The sector rotation I flagged as a risk scenario last week is now the dominant market narrative. VIX at 30.61 in March isn't noise — it's a volatility regime, not a spike. Capital is exiting tech and software with conviction and repricing into energy, industrials, and materials, and the macro scaffolding supporting that trade has not softened.
Let me be direct: the 'Bits to Atoms' rotation is no longer a thesis — it's a confirmed regime shift with price action to back it up. Industrials up 16% YTD, ExxonMobil and Chevron up 25% since January, Salesforce down 26% YTD — this is not sector drift. This is systematic capital reallocation driven by a fundamental reassessment of where real scarcity lies in 2026. The Strait of Hormuz disruption, affecting 20% of global petroleum supply, was the structural accelerant that turned a tactical energy trade into a multi-quarter positioning story.
The VIX at 30.61 for March — with a March 24 intraday reading of 27 and the CNN Fear & Greed Index at 15 — tells you this isn't a market that has digested the geopolitical risk and moved on. It is actively pricing it. Brent crude at $115-$120, the Fed delaying rate cuts due to oil-driven inflation, and 150 tankers anchored outside the Strait — these are not conditions that resolve in a press conference. My prior call that Trump's Iran address would be a binary catalyst was partially validated by the data showing Iran talks faltered, contributing to fresh index pressure. The diplomatic pathway is not open. The stagflation premium in Energy is sticky.

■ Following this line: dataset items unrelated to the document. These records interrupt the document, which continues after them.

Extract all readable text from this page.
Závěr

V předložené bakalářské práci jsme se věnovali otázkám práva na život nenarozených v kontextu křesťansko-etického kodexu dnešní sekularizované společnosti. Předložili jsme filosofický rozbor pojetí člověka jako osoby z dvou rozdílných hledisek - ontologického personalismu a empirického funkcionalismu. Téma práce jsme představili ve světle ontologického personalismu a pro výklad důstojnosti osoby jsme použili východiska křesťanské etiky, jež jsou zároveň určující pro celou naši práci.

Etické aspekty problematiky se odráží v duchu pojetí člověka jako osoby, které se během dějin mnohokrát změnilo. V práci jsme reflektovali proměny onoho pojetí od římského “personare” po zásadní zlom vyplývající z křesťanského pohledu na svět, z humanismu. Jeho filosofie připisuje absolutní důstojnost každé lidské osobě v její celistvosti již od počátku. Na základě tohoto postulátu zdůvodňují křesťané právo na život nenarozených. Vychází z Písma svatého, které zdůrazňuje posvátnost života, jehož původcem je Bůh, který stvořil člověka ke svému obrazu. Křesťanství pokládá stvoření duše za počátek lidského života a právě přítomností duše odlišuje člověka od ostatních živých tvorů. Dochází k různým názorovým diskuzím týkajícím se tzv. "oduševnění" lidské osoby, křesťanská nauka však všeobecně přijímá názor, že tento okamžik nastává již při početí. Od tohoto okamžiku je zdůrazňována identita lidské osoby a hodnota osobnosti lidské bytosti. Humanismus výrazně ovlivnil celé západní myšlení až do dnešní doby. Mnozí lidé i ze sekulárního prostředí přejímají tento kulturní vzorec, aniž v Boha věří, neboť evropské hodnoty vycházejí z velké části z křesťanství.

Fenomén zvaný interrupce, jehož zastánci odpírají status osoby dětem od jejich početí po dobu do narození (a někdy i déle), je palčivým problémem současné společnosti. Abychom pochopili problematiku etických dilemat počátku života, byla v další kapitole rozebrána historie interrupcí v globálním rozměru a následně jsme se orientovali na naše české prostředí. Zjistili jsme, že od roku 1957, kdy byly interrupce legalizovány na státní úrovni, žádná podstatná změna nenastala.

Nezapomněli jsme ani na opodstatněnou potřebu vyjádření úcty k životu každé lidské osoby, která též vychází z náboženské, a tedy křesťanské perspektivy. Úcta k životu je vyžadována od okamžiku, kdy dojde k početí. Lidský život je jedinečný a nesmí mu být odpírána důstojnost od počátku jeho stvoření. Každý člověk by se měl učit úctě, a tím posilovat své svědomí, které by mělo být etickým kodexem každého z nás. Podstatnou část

What I got partially wrong last quarter: the Q1 S&P surge and tech leadership into quarter-end appeared to signal a growth-risk re-entry. Instead, the data now suggests that was rebalancing noise — exactly the scenario I flagged as a risk. Microsoft's $77.7 billion Q1 revenue with the eye-watering $650 billion projected AI CapEx is a double-edged print. Yes, hyperscaler spend is real and enormous. But rising energy costs are margin pressure on the very companies doing that spending, and the market is pricing that tension. XLK's relative performance is rolling over even as the absolute AI CapEx numbers look headline-impressive.
Schwab's expanded sector ratings with Industrials and Materials favored — underpinned by defense spending and AI infrastructure buildout — reinforces the physical infrastructure thesis. This is not just an energy trade. The 'Atoms' side of the rotation includes grid infrastructure, defense contractors, and commodity processors that sit at the intersection of geopolitical necessity and AI build requirements. Caterpillar contributing 1.9 percentage points of Industrial sector gains alone is a signal about where institutional money sees durable earnings power.
My stance is BEARISH on broad index long exposure at current levels. VIX above 30 is a volatility regime, not a spike to fade. S&P up 22% YTD headline obscures the dispersion underneath — if you're market-cap weighted, you are significantly exposed to tech degradation. The risk-reward for adding index beta here is poor. Selective long exposure in Energy, Industrials, and Materials with defined risk parameters is the tactically sound trade. Fixed income hedges and volatility instruments are appropriate overlays until the Hormuz situation has a credible resolution mechanism, which it does not have today.